Zimbabwe Dollar Dearth Causes Shortages, Return of InflationBloomberg News
Lack of cash forces prices of goods up, curbs supplies
Central bank’s dollar-pegged bond notes can’t pay importers
Zimbabwe’s money shortage has seen card and mobile-money payments eclipse cash sales at the nation’s retailers, throttling suppliers’ stock of hard currency needed to put goods on shelves and forcing up food prices.
Cash transactions have shrunk to about 2 percent of daily takings across the 33-store Spar Zimbabwe chain, from 60 percent a year ago, Managing Director Terence Yeatman said. Consumer prices as measured by the statistics agency rose 0.1 percent in August from a year earlier, it said on Sept. 15.
“About 60 percent of stock on any supermarket shelf is imported,” and without sufficient dollars, inflation on imported goods is as much as 60 percent a year, Yeatman said at the Groombridge branch in the capital, Harare. “Suppliers are obviously concerned because the hard currency isn’t there.” At other retailers, a 200-gram (7-ounce) jar of Nestle SA’s Nescafe Classic instant coffee costs $14 compared with $9 a month ago.

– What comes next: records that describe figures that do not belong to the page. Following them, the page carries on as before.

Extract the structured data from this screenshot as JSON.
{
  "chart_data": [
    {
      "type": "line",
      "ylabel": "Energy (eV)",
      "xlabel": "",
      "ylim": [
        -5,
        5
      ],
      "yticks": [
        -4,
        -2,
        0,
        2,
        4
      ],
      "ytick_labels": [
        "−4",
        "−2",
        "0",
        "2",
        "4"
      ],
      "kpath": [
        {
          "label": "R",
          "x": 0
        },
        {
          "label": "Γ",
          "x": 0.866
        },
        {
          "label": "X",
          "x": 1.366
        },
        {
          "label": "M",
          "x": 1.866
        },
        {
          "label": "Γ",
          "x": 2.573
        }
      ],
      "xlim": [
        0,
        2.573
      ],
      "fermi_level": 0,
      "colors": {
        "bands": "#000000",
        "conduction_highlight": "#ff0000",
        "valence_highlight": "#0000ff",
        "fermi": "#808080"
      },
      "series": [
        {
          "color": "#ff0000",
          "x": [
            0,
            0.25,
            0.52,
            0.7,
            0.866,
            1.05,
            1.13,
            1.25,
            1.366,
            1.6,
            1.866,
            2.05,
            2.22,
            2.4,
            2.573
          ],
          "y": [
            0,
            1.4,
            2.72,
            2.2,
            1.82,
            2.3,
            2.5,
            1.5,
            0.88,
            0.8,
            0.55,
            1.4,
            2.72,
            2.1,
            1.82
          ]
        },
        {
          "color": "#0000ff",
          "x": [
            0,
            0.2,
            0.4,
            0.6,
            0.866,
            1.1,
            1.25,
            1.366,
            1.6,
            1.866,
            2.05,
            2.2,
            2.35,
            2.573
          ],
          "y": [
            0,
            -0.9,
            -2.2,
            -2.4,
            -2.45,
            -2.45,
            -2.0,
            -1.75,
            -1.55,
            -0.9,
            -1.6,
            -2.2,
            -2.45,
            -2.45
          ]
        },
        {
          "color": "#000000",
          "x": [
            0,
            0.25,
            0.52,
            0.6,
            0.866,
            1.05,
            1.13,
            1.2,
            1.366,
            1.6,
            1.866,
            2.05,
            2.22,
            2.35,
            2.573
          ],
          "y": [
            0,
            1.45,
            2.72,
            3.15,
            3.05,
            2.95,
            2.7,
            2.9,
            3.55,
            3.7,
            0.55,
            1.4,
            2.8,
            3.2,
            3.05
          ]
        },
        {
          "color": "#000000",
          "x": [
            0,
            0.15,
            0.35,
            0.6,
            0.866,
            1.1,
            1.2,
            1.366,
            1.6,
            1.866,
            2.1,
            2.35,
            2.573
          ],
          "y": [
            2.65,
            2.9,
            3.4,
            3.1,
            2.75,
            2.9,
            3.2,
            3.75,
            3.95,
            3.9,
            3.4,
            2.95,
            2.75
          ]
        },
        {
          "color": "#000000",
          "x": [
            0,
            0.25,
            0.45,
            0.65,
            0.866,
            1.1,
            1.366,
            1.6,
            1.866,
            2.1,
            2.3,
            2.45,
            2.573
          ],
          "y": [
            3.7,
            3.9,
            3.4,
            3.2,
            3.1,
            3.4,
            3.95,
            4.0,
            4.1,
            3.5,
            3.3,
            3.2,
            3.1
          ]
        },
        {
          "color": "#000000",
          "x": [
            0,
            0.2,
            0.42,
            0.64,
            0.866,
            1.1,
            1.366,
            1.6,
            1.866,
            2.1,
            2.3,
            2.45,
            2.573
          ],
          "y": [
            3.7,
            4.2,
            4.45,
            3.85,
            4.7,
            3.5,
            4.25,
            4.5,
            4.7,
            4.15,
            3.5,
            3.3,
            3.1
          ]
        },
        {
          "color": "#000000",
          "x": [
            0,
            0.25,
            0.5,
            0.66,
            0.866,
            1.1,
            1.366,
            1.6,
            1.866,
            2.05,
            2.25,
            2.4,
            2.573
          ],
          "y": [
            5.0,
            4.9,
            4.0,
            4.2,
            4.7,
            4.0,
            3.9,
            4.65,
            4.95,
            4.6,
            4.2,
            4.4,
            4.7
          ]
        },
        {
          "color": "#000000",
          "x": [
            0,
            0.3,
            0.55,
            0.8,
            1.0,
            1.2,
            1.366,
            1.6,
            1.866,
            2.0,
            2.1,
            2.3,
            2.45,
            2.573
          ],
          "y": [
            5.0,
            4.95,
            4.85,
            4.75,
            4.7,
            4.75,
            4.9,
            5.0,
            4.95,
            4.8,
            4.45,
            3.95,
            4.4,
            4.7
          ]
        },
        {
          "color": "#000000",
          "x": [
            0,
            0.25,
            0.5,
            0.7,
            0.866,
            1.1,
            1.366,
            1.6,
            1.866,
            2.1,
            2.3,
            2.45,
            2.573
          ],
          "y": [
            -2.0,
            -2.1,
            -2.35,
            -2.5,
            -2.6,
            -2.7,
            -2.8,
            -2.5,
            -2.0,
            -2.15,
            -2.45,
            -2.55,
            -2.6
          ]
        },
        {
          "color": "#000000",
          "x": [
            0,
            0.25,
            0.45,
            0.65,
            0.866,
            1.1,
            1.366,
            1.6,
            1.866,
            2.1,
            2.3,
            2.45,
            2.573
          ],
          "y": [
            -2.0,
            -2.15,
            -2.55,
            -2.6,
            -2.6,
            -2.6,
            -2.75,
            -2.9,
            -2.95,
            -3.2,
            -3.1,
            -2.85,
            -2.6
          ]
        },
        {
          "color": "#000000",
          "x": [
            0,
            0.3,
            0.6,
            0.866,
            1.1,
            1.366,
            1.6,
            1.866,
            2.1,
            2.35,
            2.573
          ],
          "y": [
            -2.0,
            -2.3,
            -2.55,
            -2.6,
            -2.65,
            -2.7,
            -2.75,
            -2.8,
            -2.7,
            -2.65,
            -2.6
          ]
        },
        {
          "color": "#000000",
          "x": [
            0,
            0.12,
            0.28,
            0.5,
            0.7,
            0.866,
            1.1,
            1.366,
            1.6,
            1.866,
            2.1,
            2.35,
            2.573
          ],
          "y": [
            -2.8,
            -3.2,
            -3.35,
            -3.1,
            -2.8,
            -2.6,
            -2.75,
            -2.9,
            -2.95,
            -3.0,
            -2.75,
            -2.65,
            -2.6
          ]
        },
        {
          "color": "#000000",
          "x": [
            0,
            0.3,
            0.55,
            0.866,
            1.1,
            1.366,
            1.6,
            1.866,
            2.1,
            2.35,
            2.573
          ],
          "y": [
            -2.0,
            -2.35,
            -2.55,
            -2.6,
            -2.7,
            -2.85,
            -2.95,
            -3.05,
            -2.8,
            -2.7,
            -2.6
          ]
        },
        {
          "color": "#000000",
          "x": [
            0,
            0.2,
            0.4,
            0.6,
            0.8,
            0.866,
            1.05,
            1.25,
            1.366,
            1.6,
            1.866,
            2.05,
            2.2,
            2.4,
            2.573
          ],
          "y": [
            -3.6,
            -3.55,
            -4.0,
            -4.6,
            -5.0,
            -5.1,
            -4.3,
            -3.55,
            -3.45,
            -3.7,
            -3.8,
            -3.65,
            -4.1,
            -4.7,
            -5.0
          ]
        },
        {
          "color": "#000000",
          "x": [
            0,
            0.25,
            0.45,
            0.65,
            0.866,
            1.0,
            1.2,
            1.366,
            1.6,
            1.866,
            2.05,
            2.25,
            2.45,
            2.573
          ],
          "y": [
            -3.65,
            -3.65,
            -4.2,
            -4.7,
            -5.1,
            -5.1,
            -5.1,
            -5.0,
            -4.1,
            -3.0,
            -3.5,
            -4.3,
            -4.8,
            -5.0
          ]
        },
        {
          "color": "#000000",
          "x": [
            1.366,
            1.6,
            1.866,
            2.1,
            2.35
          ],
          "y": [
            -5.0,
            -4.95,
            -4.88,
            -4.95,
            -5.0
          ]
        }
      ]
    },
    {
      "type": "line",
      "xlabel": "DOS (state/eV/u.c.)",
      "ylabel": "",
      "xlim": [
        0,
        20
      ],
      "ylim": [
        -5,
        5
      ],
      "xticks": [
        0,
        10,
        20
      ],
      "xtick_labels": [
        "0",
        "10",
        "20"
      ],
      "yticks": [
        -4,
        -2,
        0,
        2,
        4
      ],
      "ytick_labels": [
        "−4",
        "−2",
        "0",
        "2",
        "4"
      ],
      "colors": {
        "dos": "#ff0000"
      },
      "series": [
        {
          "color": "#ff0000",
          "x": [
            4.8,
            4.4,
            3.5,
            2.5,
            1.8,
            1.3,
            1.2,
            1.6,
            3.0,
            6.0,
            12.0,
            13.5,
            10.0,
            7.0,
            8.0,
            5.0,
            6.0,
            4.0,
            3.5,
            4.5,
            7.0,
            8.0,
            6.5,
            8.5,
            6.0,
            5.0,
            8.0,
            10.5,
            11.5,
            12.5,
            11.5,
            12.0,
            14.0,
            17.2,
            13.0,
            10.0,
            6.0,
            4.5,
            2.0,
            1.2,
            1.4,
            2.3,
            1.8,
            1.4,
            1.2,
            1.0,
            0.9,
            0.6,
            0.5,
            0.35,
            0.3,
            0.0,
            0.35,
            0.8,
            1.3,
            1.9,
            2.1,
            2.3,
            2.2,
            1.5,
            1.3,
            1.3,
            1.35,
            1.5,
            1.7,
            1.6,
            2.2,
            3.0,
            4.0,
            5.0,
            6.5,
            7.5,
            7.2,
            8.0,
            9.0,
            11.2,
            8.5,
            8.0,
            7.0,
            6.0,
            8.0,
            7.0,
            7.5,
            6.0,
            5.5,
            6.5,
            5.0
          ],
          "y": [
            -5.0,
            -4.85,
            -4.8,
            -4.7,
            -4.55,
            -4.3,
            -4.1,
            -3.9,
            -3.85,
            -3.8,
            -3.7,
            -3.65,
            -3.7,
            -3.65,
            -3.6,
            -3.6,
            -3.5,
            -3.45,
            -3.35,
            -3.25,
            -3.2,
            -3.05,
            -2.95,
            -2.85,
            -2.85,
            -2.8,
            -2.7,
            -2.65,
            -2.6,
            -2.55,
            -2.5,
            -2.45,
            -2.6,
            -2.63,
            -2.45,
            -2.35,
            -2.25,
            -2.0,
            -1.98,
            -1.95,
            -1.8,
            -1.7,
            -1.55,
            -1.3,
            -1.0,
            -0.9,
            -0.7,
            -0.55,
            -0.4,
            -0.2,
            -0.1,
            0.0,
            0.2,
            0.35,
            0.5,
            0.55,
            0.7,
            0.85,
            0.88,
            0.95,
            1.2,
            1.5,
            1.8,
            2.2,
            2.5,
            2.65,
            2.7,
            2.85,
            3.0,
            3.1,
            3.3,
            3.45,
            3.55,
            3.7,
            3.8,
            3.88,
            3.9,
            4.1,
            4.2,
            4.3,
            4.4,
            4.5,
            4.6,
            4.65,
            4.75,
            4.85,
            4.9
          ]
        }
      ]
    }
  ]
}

The southern African nation abandoned its currency in 2009 after the International Monetary fund estimated inflation had topped 500 billion percent, and has mainly used the dollar since. Greenbacks are in short supply following a collapse in exports that’s forced the government to pay its hundreds of thousands of workers late.
The central bank has printed so-called bond notes, which it says carry a value equal to the dollar’s, since the end of 2016, but they aren’t accepted by foreign suppliers, including those that sell critical goods such as oil and agricultural feed. Small shops and gas stations in Harare charge 30 to 40 percent more if people use them rather than authentic greenbacks.

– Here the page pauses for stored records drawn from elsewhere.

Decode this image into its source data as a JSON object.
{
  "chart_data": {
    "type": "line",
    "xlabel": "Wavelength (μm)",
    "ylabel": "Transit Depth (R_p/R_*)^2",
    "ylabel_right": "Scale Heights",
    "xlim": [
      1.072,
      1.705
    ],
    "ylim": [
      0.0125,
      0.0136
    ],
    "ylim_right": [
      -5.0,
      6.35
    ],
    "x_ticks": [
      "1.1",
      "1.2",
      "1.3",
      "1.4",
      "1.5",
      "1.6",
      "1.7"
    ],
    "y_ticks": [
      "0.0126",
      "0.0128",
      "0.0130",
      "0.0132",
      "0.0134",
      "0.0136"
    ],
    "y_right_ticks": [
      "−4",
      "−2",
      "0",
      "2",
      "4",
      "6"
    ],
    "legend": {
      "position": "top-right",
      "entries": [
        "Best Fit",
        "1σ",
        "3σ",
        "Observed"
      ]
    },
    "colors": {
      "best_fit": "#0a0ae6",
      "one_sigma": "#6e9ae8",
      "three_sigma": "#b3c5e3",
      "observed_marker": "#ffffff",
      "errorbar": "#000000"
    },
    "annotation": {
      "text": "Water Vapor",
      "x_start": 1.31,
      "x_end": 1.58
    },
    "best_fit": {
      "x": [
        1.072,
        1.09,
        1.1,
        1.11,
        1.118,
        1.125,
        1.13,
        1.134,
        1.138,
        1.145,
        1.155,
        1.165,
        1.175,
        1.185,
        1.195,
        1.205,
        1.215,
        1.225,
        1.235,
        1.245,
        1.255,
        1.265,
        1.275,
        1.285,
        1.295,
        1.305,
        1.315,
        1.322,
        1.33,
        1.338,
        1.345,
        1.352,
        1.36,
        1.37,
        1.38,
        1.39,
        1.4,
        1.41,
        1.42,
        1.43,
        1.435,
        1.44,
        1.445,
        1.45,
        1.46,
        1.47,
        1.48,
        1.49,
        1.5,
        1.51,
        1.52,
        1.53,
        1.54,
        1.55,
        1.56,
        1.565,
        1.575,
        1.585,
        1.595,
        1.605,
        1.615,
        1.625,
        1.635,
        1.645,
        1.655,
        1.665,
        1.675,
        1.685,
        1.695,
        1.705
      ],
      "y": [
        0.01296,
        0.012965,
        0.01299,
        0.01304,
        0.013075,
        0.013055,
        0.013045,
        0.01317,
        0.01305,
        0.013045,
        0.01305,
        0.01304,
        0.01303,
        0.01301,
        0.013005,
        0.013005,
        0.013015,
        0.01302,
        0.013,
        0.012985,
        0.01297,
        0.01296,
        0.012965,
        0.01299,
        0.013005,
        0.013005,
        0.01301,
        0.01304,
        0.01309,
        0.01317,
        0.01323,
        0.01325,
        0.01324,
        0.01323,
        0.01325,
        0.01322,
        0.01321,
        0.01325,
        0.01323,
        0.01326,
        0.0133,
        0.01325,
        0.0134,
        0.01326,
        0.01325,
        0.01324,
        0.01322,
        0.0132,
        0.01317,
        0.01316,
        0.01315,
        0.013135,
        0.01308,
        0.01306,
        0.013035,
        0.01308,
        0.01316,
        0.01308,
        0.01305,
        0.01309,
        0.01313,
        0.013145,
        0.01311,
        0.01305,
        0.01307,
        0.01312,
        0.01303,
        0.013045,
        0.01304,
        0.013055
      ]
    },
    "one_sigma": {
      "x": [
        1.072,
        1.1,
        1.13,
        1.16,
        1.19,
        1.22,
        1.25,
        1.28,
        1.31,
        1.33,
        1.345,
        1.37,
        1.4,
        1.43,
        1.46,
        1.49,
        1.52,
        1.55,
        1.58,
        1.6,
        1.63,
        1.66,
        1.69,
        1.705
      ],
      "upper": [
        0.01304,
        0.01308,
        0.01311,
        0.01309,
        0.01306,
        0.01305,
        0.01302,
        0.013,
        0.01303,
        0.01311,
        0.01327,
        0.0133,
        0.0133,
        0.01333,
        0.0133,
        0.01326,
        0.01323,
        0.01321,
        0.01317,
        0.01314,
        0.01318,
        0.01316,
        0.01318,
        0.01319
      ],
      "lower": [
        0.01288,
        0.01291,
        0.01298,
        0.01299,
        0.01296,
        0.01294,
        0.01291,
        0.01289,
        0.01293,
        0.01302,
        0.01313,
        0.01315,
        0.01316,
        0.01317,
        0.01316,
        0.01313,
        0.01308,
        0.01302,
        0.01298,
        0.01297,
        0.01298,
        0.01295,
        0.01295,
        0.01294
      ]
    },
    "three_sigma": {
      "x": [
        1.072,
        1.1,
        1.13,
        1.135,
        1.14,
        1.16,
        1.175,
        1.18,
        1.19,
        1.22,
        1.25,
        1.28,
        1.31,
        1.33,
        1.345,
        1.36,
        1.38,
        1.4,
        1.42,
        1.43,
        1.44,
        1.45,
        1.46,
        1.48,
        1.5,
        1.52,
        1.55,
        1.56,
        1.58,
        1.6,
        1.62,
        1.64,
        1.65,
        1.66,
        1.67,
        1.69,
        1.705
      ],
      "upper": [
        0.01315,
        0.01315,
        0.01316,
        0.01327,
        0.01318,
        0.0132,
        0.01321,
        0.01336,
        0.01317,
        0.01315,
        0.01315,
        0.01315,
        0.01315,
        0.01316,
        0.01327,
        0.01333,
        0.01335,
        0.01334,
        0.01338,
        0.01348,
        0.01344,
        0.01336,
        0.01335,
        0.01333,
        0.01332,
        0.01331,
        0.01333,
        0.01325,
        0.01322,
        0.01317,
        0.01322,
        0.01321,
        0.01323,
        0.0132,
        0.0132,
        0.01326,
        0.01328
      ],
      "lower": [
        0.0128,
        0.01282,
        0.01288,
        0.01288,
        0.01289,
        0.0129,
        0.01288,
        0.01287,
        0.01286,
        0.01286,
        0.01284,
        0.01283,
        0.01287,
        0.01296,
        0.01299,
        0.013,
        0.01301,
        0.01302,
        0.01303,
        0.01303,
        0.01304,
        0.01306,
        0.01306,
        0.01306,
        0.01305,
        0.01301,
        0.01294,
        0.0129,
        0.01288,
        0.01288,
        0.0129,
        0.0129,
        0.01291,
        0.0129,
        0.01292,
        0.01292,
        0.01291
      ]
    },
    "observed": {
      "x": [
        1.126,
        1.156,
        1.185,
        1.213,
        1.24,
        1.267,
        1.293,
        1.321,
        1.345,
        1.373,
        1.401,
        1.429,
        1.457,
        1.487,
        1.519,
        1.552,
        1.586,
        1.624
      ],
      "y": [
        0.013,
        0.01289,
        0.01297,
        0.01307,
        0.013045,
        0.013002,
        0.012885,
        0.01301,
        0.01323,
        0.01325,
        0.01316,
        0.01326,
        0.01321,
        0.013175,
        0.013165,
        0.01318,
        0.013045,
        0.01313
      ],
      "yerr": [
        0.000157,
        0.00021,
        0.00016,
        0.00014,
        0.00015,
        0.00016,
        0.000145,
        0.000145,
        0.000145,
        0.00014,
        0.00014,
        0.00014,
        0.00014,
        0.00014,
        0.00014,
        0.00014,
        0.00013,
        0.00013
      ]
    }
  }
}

A political crisis has seen the economy halve in size since 2000 and caused a cash crunch that worsens in the second half of the year, when foreign currency earnings traditionally slump after the sale of tobacco ends.
The central bank has limited daily withdrawals from banks to $50, but lenders have tightened this to $20.
People sleep rough outside banks in an effort to be close to the front of the line, which can snake around the block by dawn.
At a bank in Harare’s middle-class Avondale suburb, the stock of dollars is exhausted within an hour of the branch’s opening, said Enock Mangena, a guard who was employed to ensure orderly queues and now spends his days breaking up squabbles and fights as people who are desperate for cash jostle for money.
It takes at least 10 days and 240 miles of cycling every month for Jeremiah Ndove, a messenger in Harare’s semi-industrial Southerton district, to withdraw his salary of $200. The bank branch is 12 miles away from where he lives and he often returns empty-handed because dollar supplies are depleted. Lenders no longer stock automated teller machines.
The lack of foreign direct investment is exacerbating the dollar shortage, said John Robertson, an independent economist in Harare.
“The difficulties we’re facing will only get worse, because the government believes its own expenditures are more important than those of the productive sectors,” he said. “If that doesn’t change, the cash crisis will be with us for a long time and shortages can’t be ruled out.”
Some businesses have resorted to paying workers partly with food, but this is running into difficulties too.
“At first it was excellent business for us,” said Vinod Patel, who owns a wholesale shop in northern Zimbabwe. “Then, prices start rising alarmingly fast. Now, sourcing goods is difficult because our suppliers haven’t got foreign currency to make their purchases.”